As long as we are dealing with differential manifolds, there is in general no canonical group structure on $\mathcal{S}^s (X)$. If we deal with topological manifolds, it is possible to endow $\mathcal{S}^s (X)$ with a preferred structure of an abelian group (see chapter 18 in the book of Ranicki).

Notice that a manifold M is diffeomorphic (or PL-homeomorphic or homeomorphic) to a closed manifold X if and only if there exists a simple homotopy equivalence $\phi: M \to X$ whose equivalence class is the base point in $\mathcal{S}^s (X)$. Some care is necessary because it may be possible that a given simple homotopy equivalence $\phi: M \to X$ is not homotopic to a diffeomorphism (or PL-homeomorphism or homeomorphism) although M and X are diffeomorphic (or PL-homeomorphic or homeomorphic). Therefore, it is also necessary to study the operation of the group of homotopy classes of simple self-equivalences of X on $\mathcal{S}^s (X)$.

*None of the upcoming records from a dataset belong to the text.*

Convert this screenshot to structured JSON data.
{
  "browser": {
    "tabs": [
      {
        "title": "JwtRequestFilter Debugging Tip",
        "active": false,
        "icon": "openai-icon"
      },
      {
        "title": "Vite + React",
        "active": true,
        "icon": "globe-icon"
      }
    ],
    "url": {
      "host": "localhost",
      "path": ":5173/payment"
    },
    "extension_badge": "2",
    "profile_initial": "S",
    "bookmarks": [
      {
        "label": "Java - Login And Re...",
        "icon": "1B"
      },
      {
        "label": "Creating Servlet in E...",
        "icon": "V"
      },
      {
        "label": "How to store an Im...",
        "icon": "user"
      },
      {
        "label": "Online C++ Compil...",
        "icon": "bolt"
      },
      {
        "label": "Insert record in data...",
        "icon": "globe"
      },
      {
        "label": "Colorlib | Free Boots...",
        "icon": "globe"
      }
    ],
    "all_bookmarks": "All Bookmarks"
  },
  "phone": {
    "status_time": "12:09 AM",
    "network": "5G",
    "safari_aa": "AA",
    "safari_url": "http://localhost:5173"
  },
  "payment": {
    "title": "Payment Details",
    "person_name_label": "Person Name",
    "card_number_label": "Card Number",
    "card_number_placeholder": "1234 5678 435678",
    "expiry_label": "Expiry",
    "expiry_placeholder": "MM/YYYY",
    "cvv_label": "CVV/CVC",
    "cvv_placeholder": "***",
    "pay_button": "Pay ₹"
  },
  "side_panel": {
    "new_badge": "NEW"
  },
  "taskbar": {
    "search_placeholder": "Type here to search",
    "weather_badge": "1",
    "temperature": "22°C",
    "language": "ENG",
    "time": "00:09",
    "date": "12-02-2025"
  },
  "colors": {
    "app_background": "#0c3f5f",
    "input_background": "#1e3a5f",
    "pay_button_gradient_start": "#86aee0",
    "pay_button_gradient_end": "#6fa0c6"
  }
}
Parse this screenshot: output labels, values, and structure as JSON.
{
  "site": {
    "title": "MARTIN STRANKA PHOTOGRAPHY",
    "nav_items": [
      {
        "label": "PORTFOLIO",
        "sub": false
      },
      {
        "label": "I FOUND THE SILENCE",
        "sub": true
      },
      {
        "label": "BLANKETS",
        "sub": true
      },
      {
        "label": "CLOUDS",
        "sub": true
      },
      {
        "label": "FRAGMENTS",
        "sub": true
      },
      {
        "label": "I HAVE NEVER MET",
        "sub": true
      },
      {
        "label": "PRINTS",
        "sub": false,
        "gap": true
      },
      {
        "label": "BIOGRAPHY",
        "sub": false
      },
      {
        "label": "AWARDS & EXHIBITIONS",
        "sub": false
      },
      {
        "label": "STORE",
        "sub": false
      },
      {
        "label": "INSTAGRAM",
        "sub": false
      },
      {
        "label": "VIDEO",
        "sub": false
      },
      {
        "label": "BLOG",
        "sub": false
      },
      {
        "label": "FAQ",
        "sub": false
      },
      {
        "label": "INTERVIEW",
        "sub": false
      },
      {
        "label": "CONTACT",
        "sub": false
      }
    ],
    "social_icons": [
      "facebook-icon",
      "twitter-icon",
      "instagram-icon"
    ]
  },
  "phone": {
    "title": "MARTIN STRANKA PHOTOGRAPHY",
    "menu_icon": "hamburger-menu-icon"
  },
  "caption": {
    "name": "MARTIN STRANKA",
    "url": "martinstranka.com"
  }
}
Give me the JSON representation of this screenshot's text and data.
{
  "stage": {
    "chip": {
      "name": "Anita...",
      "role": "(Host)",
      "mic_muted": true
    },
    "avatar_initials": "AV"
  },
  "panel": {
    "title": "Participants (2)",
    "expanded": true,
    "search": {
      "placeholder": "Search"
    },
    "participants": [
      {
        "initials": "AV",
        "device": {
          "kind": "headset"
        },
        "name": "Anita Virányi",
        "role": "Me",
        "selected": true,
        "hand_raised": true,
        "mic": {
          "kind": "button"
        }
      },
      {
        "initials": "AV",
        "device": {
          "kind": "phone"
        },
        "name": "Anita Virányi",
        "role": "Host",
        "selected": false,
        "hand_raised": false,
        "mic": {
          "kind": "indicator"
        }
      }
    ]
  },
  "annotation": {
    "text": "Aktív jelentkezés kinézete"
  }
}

The basic tool to compute the simple structure set is the surgery exact sequence.

Examples

Topological Spheres: The generalized Poincaré conjecture in the topological category says that $\mathcal{S}^s (S^n)$ only consists of the base point. This conjecture was proved by Smale (n > 4), Freedman (n = 4) and Perelman (n = 3).

Exotic Spheres: The classification of exotic spheres by Kervaire and Milnor gives $\mathcal{S}^s (S^n) = \theta_n = \pi_n(PL/O)$ for n > 4 (smooth category).